Thursday November 27 it was time for PhD Student Stefan Forsström to defend his thesis to the grading committee. Stefans research work has been focused on enabling ubiquitous sensor-assisted applications on lightweight devices, for a global Internet-of-Things. As a recognition for his research, Stefan has been awarded both a best paper award and a best student paper award.

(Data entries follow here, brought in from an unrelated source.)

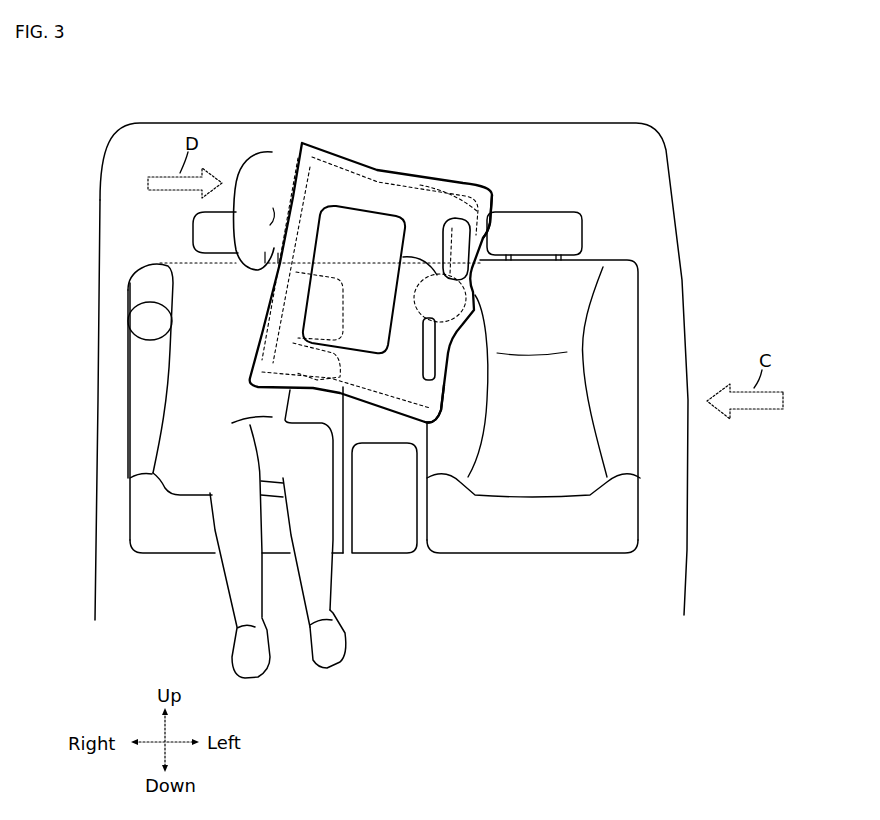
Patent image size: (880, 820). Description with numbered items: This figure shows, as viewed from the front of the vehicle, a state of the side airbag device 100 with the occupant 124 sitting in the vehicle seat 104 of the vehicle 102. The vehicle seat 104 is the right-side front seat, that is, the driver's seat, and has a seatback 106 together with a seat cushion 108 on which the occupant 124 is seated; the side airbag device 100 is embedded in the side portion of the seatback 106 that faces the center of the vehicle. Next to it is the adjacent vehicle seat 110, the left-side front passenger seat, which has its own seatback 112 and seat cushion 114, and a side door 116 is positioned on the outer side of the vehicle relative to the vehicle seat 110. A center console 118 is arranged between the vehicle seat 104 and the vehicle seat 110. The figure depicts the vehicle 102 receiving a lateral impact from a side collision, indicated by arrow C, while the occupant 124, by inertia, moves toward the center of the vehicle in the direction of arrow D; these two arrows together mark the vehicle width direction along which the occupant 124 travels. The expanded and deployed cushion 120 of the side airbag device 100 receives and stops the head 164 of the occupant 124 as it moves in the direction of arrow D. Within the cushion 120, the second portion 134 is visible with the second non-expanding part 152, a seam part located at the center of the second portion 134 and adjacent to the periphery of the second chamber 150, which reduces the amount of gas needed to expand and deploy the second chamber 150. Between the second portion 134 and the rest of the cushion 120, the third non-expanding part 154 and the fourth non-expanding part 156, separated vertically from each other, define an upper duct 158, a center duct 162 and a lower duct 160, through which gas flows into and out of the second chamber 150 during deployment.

The side airbag device 100 is at (406, 248).
The vehicle 102 is at (450, 646).
The vehicle seat 104 is at (189, 422).
The seatback 106 is at (137, 407).
The seat cushion 108 is at (148, 545).
The vehicle seat 110 is at (585, 428).
The seatback 112 is at (620, 440).
The seat cushion 114 is at (603, 545).
The side door 116 is at (690, 486).
The center console 118 is at (385, 548).
The cushion 120 is at (427, 167).
The occupant 124 is at (190, 384).
The second portion 134 is at (458, 190).
The second chamber 150 is at (397, 192).
The second non-expanding part 152 is at (365, 226).
The third non-expanding part 154 is at (451, 248).
The fourth non-expanding part 156 is at (438, 365).
The upper duct 158 is at (491, 204).
The lower duct 160 is at (441, 401).
The center duct 162 is at (446, 302).
The head 164 is at (272, 152).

Date: Thursday 27th of November 2014
Time: 10:15 – 13:00
Place: Room L111, Campus Sundsvall
Opponent: Prof. Antonio Corradi, University of Bologna, Italy
Grading Committee:
Prof. Shaogang Gong, Linköping University, Linköping, Sweden;
Dr Claus Popp Larsen, Swedish ICT Acreo, Stockholm, Sweden;
Assoc. Prof. Aron Larson, Mid Sweden University, Sundsvall, Sweden
Welcome!
Abstract
The focus of this thesis is the enabling of Internet-of-Things (IoT) applications that exchange sensor and actuator information on a global and ubiquitous scale. The main challenge is to create a common architecture suitable for different types of IoT applications. So far, proprietary and centralized solutions have dominated related work, although an open and distributed approach offers better support for a global IoT. Therefore, the focus in this thesis is on fully distributed middleware approaches and architectures for disseminating information on a global scale between ubiquitously connected entities. In addition to this, there is an impending information overload that needs to be avoided, where the amount of produced sensor information greatly succeeds the usefulness and possible utilization of each individual value. The problem is split into three concrete goals, where the first one surveys the current trends for creating IoT applications. In order to determine their demands on the underlying support and propose an approach for enabling next generation services. The second goal is to implement the proposed approach as a fully functional application platform. Finally, the last goal is to suggest mechanisms to manage resource limitations in order to avoid an information overload. The obtained results include an implemented IoT platform with ubiquitously connected devices that can globally share information between each other in a scalable manner. The platform utilizes a fully distributed architecture and is extended with low cost protocols that only communicate relevant information when it is needed, thus improving the longevity and performance of services based on the IoT. Therefore, the main contribution made by this thesis is that fully distributed architectures outperform other architectures when it comes to global and ubiquitous IoT services. The impact of this work is thus that it highlights the problems associated with poorly scaling architectures, which might be profitable as walled garden solutions but are inferior when it comes to global IoT services.
About the respondent
Stefan Forsström was born on the 11th of May 1984 in Sundsvall, Sweden. He achieved his Master of Science and Engineering degree at Mid Sweden University in August 2009, which also won the Sundsvall 42 scholarship for excellent thesis work. Directly after, Forsström started as a PhD student at Mid Sweden University where he focused on sensor based context-aware applications. He presented his licentiate thesis in April 2011, which focused on enabling these sensor based services on mobile devices using context views. Proceeding this, Forsström’s research work has been focused on enabling ubiquitous sensor-assisted applications on lightweight devices, for a global Internet-of-Things. As a recognition for his research, Forsström has been awarded both a best paper award and a best student paper award.